Combat PTSD Wounded Times
Kathie Costos
October 15, 2016
I was in a rush to get "Residual War, Something Worth Living For" up on Amazon because the script was already registered and was being read by more people than I was comfortable with. Right now I am doing some editing to fix my infamous typos and work on the past and present tenses. Not as easy as I thought it was since the script part is in the present tense yet the two chapters of the book are in the past tense.
It is possible to rewrite the story of the lives within the pages of the book/script. I just delete words and replace them with others that make more sense. Add in information that was missing. Put in more substance to help explain how these soldiers ended up where they were. What isn't easy is for them to do the same in real life.
I said "not easy" but it isn't impossible as long as we get the bullshit out of the way. When folks have based their efforts on bumper sticker slogans with a number, their intentions may be begin with a good heart but do not produce good results. Now it may be easier for some to just jump on the wagon and gain a feel good attitude for themselves, the results have shown the effort did not do anyone any good other than make the doers feel better about themselves.
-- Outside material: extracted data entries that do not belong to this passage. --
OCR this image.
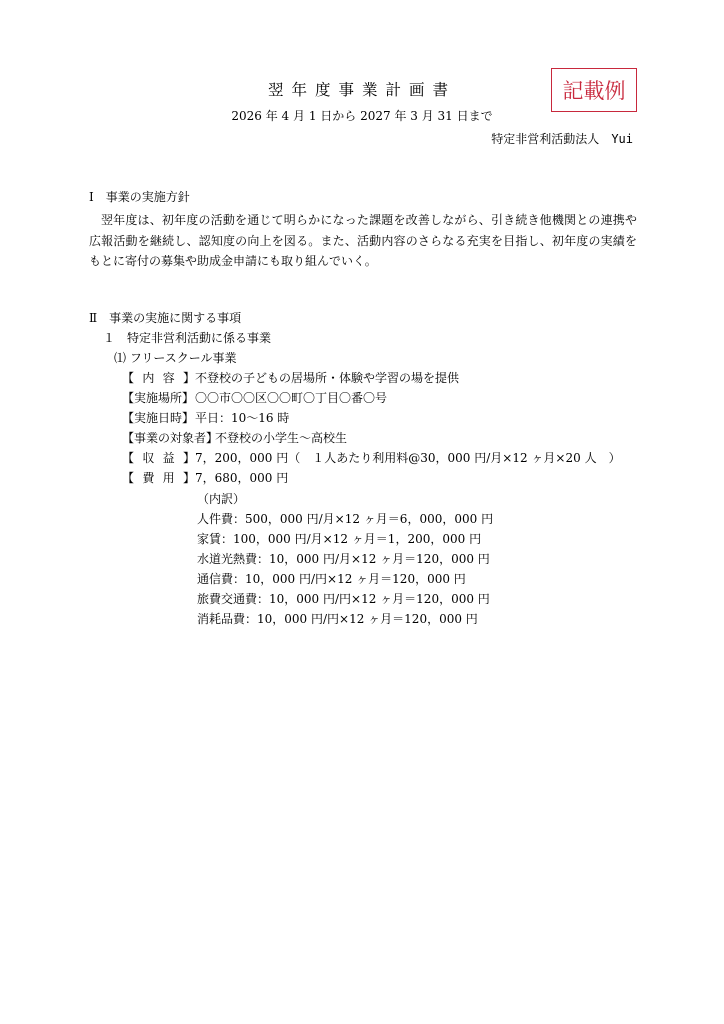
翌年度事業計画書	記載例
2026 年 4 月 1 日から 2027 年 3 月 31 日まで
特定非営利活動法人 Yui
Ⅰ　事業の実施方針
翌年度は、初年度の活動を通じて明らかになった課題を改善しながら、引き続き他機関との連携や広報活動を継続し、認知度の向上を図る。また、活動内容のさらなる充実を目指し、初年度の実績をもとに寄付の募集や助成金申請にも取り組んでいく。
Ⅱ　事業の実施に関する事項
１　特定非営利活動に係る事業
⑴ フリースクール事業
【 内 容 】 不登校の子どもの居場所・体験や学習の場を提供
【実施場所】〇〇市〇〇区〇〇町〇丁目〇番〇号
【実施日時】平日：10～16 時
【事業の対象者】不登校の小学生～高校生
【 収 益 】 7，200，000 円（　１人あたり利用料@30，000 円/月×12 ヶ月×20 人　）
【 費 用 】 7，680，000 円
（内訳）
人件費：500，000 円/月×12 ヶ月＝6，000，000 円
家賃：100，000 円/月×12 ヶ月＝1，200，000 円
水道光熱費：10，000 円/月×12 ヶ月＝120，000 円
通信費：10，000 円/円×12 ヶ月＝120，000 円
旅費交通費：10，000 円/円×12 ヶ月＝120，000 円
消耗品費：10，000 円/円×12 ヶ月＝120，000 円
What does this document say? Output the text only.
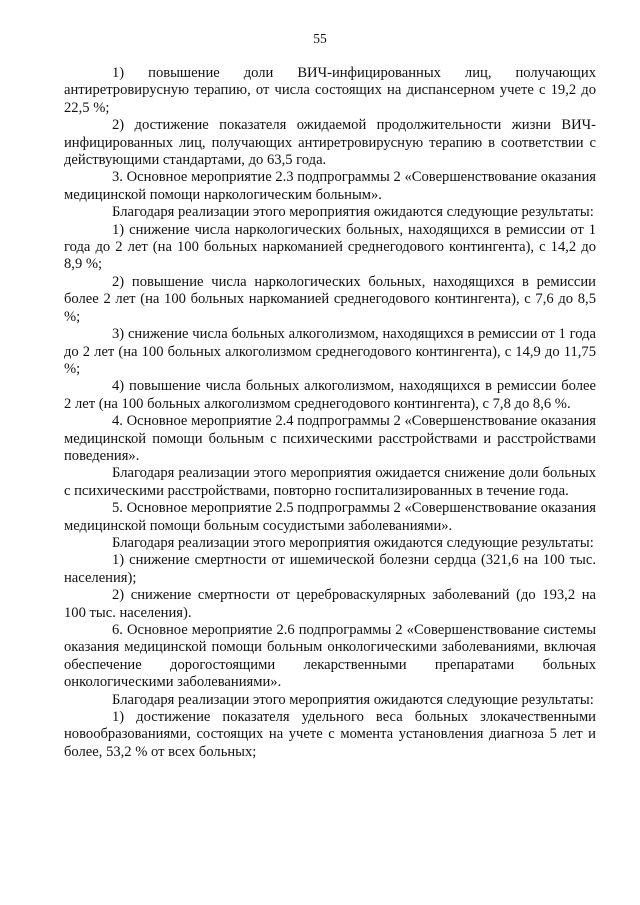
55

1) повышение доли ВИЧ-инфицированных лиц, получающих антиретровирусную терапию, от числа состоящих на диспансерном учете с 19,2 до 22,5 %;

2) достижение показателя ожидаемой продолжительности жизни ВИЧ-инфицированных лиц, получающих антиретровирусную терапию в соответствии с действующими стандартами, до 63,5 года.

3. Основное мероприятие 2.3 подпрограммы 2 «Совершенствование оказания медицинской помощи наркологическим больным».

Благодаря реализации этого мероприятия ожидаются следующие результаты:

1) снижение числа наркологических больных, находящихся в ремиссии от 1 года до 2 лет (на 100 больных наркоманией среднегодового контингента), с 14,2 до 8,9 %;

2) повышение числа наркологических больных, находящихся в ремиссии более 2 лет (на 100 больных наркоманией среднегодового контингента), с 7,6 до 8,5 %;

3) снижение числа больных алкоголизмом, находящихся в ремиссии от 1 года до 2 лет (на 100 больных алкоголизмом среднегодового контингента), с 14,9 до 11,75 %;

4) повышение числа больных алкоголизмом, находящихся в ремиссии более 2 лет (на 100 больных алкоголизмом среднегодового контингента), с 7,8 до 8,6 %.

4. Основное мероприятие 2.4 подпрограммы 2 «Совершенствование оказания медицинской помощи больным с психическими расстройствами и расстройствами поведения».

Благодаря реализации этого мероприятия ожидается снижение доли больных с психическими расстройствами, повторно госпитализированных в течение года.

5. Основное мероприятие 2.5 подпрограммы 2 «Совершенствование оказания медицинской помощи больным сосудистыми заболеваниями».

Благодаря реализации этого мероприятия ожидаются следующие результаты:

1) снижение смертности от ишемической болезни сердца (321,6 на 100 тыс. населения);

2) снижение смертности от цереброваскулярных заболеваний (до 193,2 на 100 тыс. населения).

6. Основное мероприятие 2.6 подпрограммы 2 «Совершенствование системы оказания медицинской помощи больным онкологическими заболеваниями, включая обеспечение дорогостоящими лекарственными препаратами больных онкологическими заболеваниями».

Благодаря реализации этого мероприятия ожидаются следующие результаты:

1) достижение показателя удельного веса больных злокачественными новообразованиями, состоящих на учете с момента установления диагноза 5 лет и более, 53,2 % от всех больных;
You'd think something as serious as suicide would require them to actually take the time to discover what the truth is within Tweets and Facebook posts, but they didn't bother. That says something right there. I've gotten to the point where I want to slap someone defending their use of the reported number of suicides as "its just a number" instead of lives lost. They claim to care but they don't even care enough to learn what the truth is.
When asked to explain the results of their time, they have no answers other than "well I'm raising awareness" as if that in itself would do any good for anyone. We've seen the deadly results on this.
Back in 1999 the VA reported veterans were committing suicide at 20 per day. There were about 5 million more veterans in this country back then with WWI, WWII, Korean War, Vietnam, along with Gulf War veterans committing suicide, yet most of the folks getting attention believe all this is new just because it is news to them.
For all the efforts, the result is still being reported by the VA at 20 a day taking their own lives over a decade after PTSD hit the news.
Now we have new "experts" running around the country claiming that "moral injury" isn't part of combat PTSD. Yep, stunning!
Aaron Throckmorton was the subject of an article on the Texas Observer, "Combatting Moral Injury" with a subtitle of "For some veterans, guilt and shame can linger years after combat — and it’s not PTSD."
Aaron Throckmorton decided to join the military the day the Twin Towers fell. A standout high school linebacker at Midland Lee (of Friday Night Lights fame), Throckmorton quit his team that very afternoon. He doubled up on his schoolwork so he could finish early and become a Marine. There were military men in his family. His grandfather served during the Korean War, and an uncle was a “river rat” in Vietnam. But Throckmorton didn’t know much about their experiences.It is easy to figure out the "experts" telling him it isn't PTSD know very little about trauma and even less about the type of PTSD military folks get. It is a whole different type than what civilians get. (But then again, what would I know considering I've read real experts for the last three decades topped off with living with it every day.) Real experts not only discuss different types of PTSD, they talk about the different levels of it.
What is obvious is that this next section of the article is discussing what we know as survivor guilt.
It wasn’t combat that had sparked his troubles, he told me. He had taken part in several firefights and so had naturally worried about his safety, and he described the “gruesome” deaths of several Afghan policemen killed during these fights. What haunted Throckmorton about his time in the military was not what he did, but what he didn’t do. “I should have been there for them,” he said of Marines he trained who later died in Iraq. “I could have trained them better.”
At this part is bullshit too,
Rita Nakashima Brock, director of the Soul Repair Center at Brite, the only program in the United States dedicated to educating the public about moral injury."The only program" maybe on the street it is on but far from the only one since the group I belong to has been repairing souls since 1984. Point Man International Ministries has been working with veterans and their families since a veteran/police officer noticed his fellow Vietnam veterans needed help healing from war.
Is she aware of the fact that people walk away for "it" not as victims but as survivors of it? Is she aware they either walk away believing God spared them or did it to them? The "moral injury" is what follows them and it the number one factor that has to be addressed in order to actually give them something worth living for.
They can edit their own history but not the truth. They can change things around to make it sound as if they are doing something new, but when we see it has hardly improved for all the veterans they take a walk for, do pushups for or raise awareness for, it is time to change the conversation. So when do we talk about what actually works? When do veterans actually hear what they need to know in order to not become a number within those we grieve for but become a member of those we rejoice with?
These are the same men and women who believed there was something worth dying for. They survived everything attached to the horrors they endured in combat yet could not survive with the memories of it? Why? When do we talk about that?
When do we talk about the stupidity of researchers trying to remove memories with drugs instead of helping them find peace to live with those memories and begin to see that they are worthy of keeping? To forget the horrific moments is to forget those they served with. Those they loved enough to risk their lives for. That level of love is worthy of healing not forgetting about.
They are not damaged or broken. They do not deserve what some are willing to settle for but they are worthy of our time and devotion to help them see just how strong they really are. They grieve because they love.